Laço de fita amarela

Na ponta da vela

no meio do mar

Fora da Europa, tudo era um pouco desconhecido, um pouco sertão. Sendo assim, incursões eram necessárias para conhecer, se instalar e povoar os rincões do despovoamento. Em Portugal, o termo “monção” referia-se às estações mais adequadas às viagens, de acordo com o regime das águas. Trata-se de um termo de origem árabe que designa certo movimento de ventos que mostram a melhor época para navegar no Oceano Índico. Chamou-se o vento e ele soprou a favor dos portugueses no século XV e XVI. O vento deu na vela, a vela levou o barco e o barco levou essa gente a preencher o espaço em branco. Atraca-se a nau, finca-se bandeira, invade-se o espaço. O antigo sertão é um movimento passado. Cria-se, então, um novo sertão e amplia-se a fronteira da “expansão”. 

Acostumado a desbravar os rincões do despovoamento, que nada tinham de despovoado, o bandeirante, em busca de renda, sai rio e mata adentro. Encontra ouro pelos caminhos que percorre e se dá conta que a sua cobiça não é só sua. A cobiça deflagra guerra entre os diferentes brancos iguais.

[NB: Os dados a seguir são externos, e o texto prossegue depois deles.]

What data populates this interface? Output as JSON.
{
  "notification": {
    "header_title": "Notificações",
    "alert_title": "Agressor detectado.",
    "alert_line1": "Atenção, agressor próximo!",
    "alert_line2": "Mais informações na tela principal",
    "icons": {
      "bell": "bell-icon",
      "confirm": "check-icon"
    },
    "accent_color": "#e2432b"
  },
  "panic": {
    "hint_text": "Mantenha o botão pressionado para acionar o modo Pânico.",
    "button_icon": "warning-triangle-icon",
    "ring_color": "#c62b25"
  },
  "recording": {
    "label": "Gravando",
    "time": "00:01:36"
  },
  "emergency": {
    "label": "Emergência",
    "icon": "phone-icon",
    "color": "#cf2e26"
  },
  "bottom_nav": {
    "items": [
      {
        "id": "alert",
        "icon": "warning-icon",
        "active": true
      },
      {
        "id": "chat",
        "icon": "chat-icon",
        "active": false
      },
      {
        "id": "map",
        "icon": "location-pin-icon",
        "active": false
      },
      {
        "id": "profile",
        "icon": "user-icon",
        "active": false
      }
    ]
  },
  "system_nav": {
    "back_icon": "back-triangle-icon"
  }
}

As Minas Gerais estão mais próximas de Lisboa do que de São Paulo, são portuguesas antes que brasileiras. 

Ei nós, que viemos

De outras terras, de outro mar

Temos pólvora, chumbo e bala

Nós queremos é guerrear

Frustrado com o limite imposto pelo outro branco institucionalmente mais poderoso, o paulista especialista em desertificar tornou-se sertanista profissional. Adaptadas ao cenário brasileiro, as monções passam a ser o nome das expedições fluviais com foco na descoberta de novas zonas mineradoras, no comércio de mercadorias e na captura de índios de diferentes etnias que partem do Rio Anhemby (atual Rio Tietê) com destino ao Oeste, no início do século XVIII. Ao partir, elas sairão de Araritaguaba, “lugar onde as araras comem areia”, nome dado pelos índios guaianazes que habitavam a região, em virtude da frequência com que bandos dessas aves bicavam um salitroso paredão ali existente. No caminho para o interior, de  4 a 6 meses,  vão sendo abertos os espaços do sertão em dominação, do selvagem em domesticação, da terra em mapeamento, da fronteira em ampliação. Ao voltar, o espaço já é outro, espaço do branco e a ordenação tem outro nome: Porto Feliz.

 

(“Peixinhos do Mar”, musica folclórica brasileira, adaptação de Tavinho Moura)

 

"Partida da Monção". José Ferraz de Almeida Júnior (1897) (1)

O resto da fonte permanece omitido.